Here is the good news. The fight to restore command authority has been joined by no less than the head of Navy Personnel, the Chief of Naval Operations, and the Secretary of the Navy. The Navy is working on a suite of reform proposals to be submitted to Congress for action next year. President Obama’s new secretary of Defense, Ash Carter, has also staked out personnel reform as a top priority, instructing the his acting Under Secretary of Defense for Personnel and Readiness, Brad Carson, to generate a list of proposals for a “Force of the Future.” Some of the service chiefs may be more cautious about changing the “up or out” hierarchy or restoring command authority, but there’s no reason Congress shouldn’t give each branch flexibility as an option.

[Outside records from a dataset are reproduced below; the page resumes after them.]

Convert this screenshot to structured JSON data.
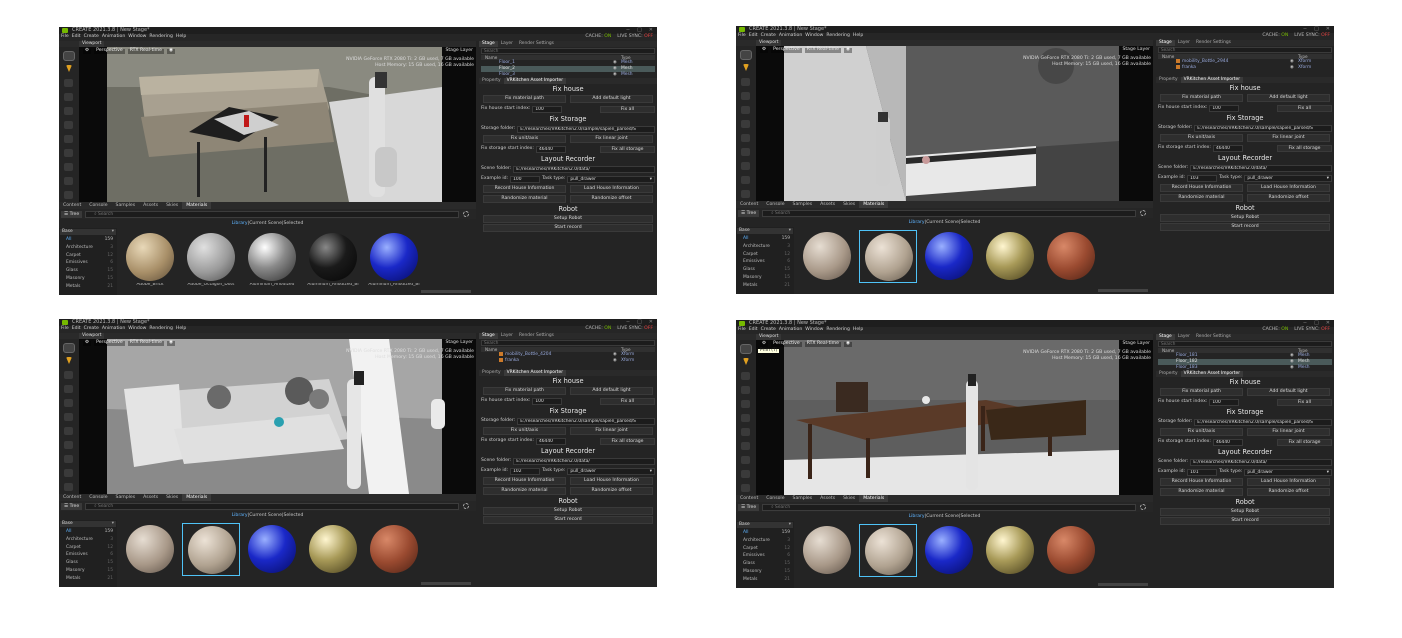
{
  "app": {
    "title": "CREATE 2021.3.8 | New Stage*",
    "menu": [
      "File",
      "Edit",
      "Create",
      "Animation",
      "Window",
      "Rendering",
      "Help"
    ],
    "cache_label": "CACHE:",
    "cache_value": "ON",
    "livesync_label": "LIVE SYNC:",
    "livesync_value": "OFF",
    "viewport_tab": "Viewport",
    "camera": "Perspective",
    "renderer": "RTX Real-time",
    "stage_layer": "Stage Layer",
    "gpu_line": "NVIDIA GeForce RTX 2080 Ti: 2 GB used, 7 GB available",
    "host_line": "Host Memory: 15 GB used, 16 GB available"
  },
  "colors": {
    "accent": "#76b900",
    "link": "#5fb4ff",
    "selection": "#4fc3f7",
    "off": "#e04040"
  },
  "tools": [
    "nvidia-logo-icon",
    "select-arrow-icon",
    "move-icon",
    "rotate-icon",
    "scale-icon",
    "snap-icon",
    "magnet-icon",
    "play-icon",
    "step-icon",
    "physics-icon",
    "paint-icon"
  ],
  "bottom_tabs": [
    "Content",
    "Console",
    "Samples",
    "Assets",
    "Skies",
    "Materials"
  ],
  "browser": {
    "tree_label": "Tree",
    "search_placeholder": "Search",
    "lib_tabs": [
      "Library",
      "Current Scene",
      "Selected"
    ],
    "base_label": "Base"
  },
  "categories": [
    {
      "name": "All",
      "count": "159"
    },
    {
      "name": "Architecture",
      "count": "3"
    },
    {
      "name": "Carpet",
      "count": "12"
    },
    {
      "name": "Emissives",
      "count": "6"
    },
    {
      "name": "Glass",
      "count": "15"
    },
    {
      "name": "Masonry",
      "count": "15"
    },
    {
      "name": "Metals",
      "count": "21"
    }
  ],
  "stage_tabs": [
    "Stage",
    "Layer",
    "Render Settings"
  ],
  "stage_search": "Search",
  "stage_cols": {
    "name": "Name",
    "type": "Type"
  },
  "prop_tabs": [
    "Property",
    "VRKitchen Asset Importer"
  ],
  "importer": {
    "fix_house": "Fix house",
    "fix_material": "Fix material path",
    "add_light": "Add default light",
    "fix_start_label": "Fix house start index:",
    "fix_start_value": "100",
    "fix_all": "Fix all",
    "fix_storage": "Fix Storage",
    "storage_label": "Storage folder:",
    "storage_value": "E:/researches/VRKitchen2.0/sample/sapien_parsed/S",
    "fix_unit": "Fix unit/axis",
    "fix_joint": "Fix linear joint",
    "storage_start_label": "Fix storage start index:",
    "storage_start_value": "46440",
    "fix_all_storage": "Fix all storage",
    "layout_recorder": "Layout Recorder",
    "scene_label": "Scene folder:",
    "scene_value": "E:/researches/VRKitchen2.0/data/",
    "example_label": "Example id:",
    "task_label": "Task type:",
    "task_value": "pull_drawer",
    "record_house": "Record House Information",
    "load_house": "Load House Information",
    "rand_material": "Randomize material",
    "rand_offset": "Randomize offset",
    "robot": "Robot",
    "setup_robot": "Setup Robot",
    "start_record": "Start record"
  },
  "panels": [
    {
      "example_id": "100",
      "stage_rows": [
        {
          "name": "Floor_1",
          "type": "Mesh",
          "sel": false
        },
        {
          "name": "Floor_2",
          "type": "Mesh",
          "sel": true
        },
        {
          "name": "Floor_3",
          "type": "Mesh",
          "sel": false
        }
      ],
      "materials": [
        "Adobe_Brick",
        "Adobe_Octagon_Dots",
        "Aluminum_Anodized",
        "Aluminum_Anodized_Bl",
        "Aluminum_Anodized_Bl"
      ],
      "tooltip": ""
    },
    {
      "example_id": "103",
      "stage_rows": [
        {
          "name": "mobility_Bottle_2944",
          "type": "Xform",
          "sel": false
        },
        {
          "name": "franka",
          "type": "Xform",
          "sel": false
        }
      ],
      "materials": [
        "",
        "",
        "",
        "",
        ""
      ],
      "tooltip": ""
    },
    {
      "example_id": "102",
      "stage_rows": [
        {
          "name": "mobility_Bottle_4204",
          "type": "Xform",
          "sel": false
        },
        {
          "name": "franka",
          "type": "Xform",
          "sel": false
        }
      ],
      "materials": [
        "",
        "",
        "",
        "",
        ""
      ],
      "tooltip": ""
    },
    {
      "example_id": "101",
      "stage_rows": [
        {
          "name": "Floor_181",
          "type": "Mesh",
          "sel": false
        },
        {
          "name": "Floor_182",
          "type": "Mesh",
          "sel": true
        },
        {
          "name": "Floor_183",
          "type": "Mesh",
          "sel": false
        }
      ],
      "materials": [
        "",
        "",
        "",
        "",
        ""
      ],
      "tooltip": "Prim (T)"
    }
  ]
}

As for Bernanke, his remarks suggesting military experience is a net negative are based on a misinterpretation of an academic paper by MIT economists Joshua Angrist and Stacey Chen. It is an interesting paper that compares veterans to non-veterans from the Vietnam war era when soldiers were drafted. The authors conclude that “lifetime earnings consequences of conscription … have almost surely been negative.” Not military service. Conscription. It has no bearing on the men and women who serve today.
When you think about it, our volunteers in uniform defend free markets around the world. It’s ironic that commanders and troops are not trusted with free markets to manage themselves. They deserve better.
Tim Kane is a research fellow at Stanford University’s Hoover Institution and has twice served as a senior economist on the Joint Economic Committee of the U.S. Congress. A graduate of the Air Force Academy, he is a the author of Bleeding Talent.